Spoilt for choice
Swiss ambassadors, a Bulgarian pianist
and a marketing project,
with BILL NEWMAN
I heard Vesselin Stanev play at London's Wigmore Hall on 16 February 2004 ... Heavens, is it that long ago, already? ... and fell in love with his Scarlatti, Chopin and Skryabin.
Now living in Switzerland, Stanev is in his fortieth year and hails from Varna in Bulgaria. He picked out his first notes on the family piano at six, and his mother decided that her son should follow in her footsteps. Vesselin was entered in his local music school at ten. Seventeen years on, he transferred over to Sofia's Music Academy, and in 1983 began studying with that Doyen of Russian Pianist-Teachers, Dmitri Bashkirov, renowned for insisting that his pupils include Clementi in all of their recitals, and become totally proficient in their mastery of the solo piano output of Robert Schumann. I was surprised not to see him among the cognoscenti at the London event -- he informs me that he delights in travelling around Europe to keep in touch with all developments by his 'offspring'!
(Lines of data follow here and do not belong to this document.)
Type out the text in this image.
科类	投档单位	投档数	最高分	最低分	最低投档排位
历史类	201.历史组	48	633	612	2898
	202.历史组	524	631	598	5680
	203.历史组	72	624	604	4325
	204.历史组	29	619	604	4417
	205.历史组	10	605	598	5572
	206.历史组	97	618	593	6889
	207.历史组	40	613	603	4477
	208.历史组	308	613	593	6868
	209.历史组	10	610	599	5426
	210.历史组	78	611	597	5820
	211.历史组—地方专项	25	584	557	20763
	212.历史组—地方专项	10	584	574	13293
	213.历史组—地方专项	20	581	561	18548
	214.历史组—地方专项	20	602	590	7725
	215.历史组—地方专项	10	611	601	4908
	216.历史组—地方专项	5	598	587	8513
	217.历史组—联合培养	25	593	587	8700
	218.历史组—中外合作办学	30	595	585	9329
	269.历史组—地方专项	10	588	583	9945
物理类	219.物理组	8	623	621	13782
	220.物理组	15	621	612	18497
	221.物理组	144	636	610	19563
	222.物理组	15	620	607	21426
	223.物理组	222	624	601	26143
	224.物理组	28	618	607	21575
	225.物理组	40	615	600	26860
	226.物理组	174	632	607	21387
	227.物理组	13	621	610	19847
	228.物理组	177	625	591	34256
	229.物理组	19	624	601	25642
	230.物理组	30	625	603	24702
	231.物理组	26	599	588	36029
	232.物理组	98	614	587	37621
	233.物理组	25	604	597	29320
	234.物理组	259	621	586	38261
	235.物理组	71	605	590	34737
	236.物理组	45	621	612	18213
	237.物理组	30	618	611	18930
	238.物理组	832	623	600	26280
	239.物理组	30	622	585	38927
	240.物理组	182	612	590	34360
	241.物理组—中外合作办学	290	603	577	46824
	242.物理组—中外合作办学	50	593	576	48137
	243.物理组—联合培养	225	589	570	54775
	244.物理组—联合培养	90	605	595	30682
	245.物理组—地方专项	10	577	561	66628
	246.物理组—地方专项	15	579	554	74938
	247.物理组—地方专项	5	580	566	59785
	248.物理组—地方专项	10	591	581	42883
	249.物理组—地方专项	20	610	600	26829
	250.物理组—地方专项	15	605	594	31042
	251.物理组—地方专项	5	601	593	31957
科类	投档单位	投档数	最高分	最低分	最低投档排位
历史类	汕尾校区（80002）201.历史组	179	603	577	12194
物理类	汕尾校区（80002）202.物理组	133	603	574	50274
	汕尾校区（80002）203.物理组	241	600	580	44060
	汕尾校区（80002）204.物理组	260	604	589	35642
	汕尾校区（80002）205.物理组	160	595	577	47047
The rather shy Stanev pays deference to his Master's strong influence. Next, the Tchaikovsky Conservatory in Moscow awarded him a Soloist's Diploma in 1988. Then came a change of scene when he moved to Paris for three years' study with the controversial, but equally masterful Alexis Weissenberg. The years 1992-5 also included advanced classes at the Conservatoire national supérieur de musique, and were followed by the inevitable awards at the Tchaikovsky Competition and the Grand Prix at the Concours Marguerite Long -- Jacques Thibaud. Where Harold C Schonberg sees and hears our young man as 'a virtuoso in the Horowitz tradition', I gleaned a more realistic impression of a performer minus the frills, his inbuilt technique cast in an indestructable mould at the constant service of the romantic repertory he chooses to perform.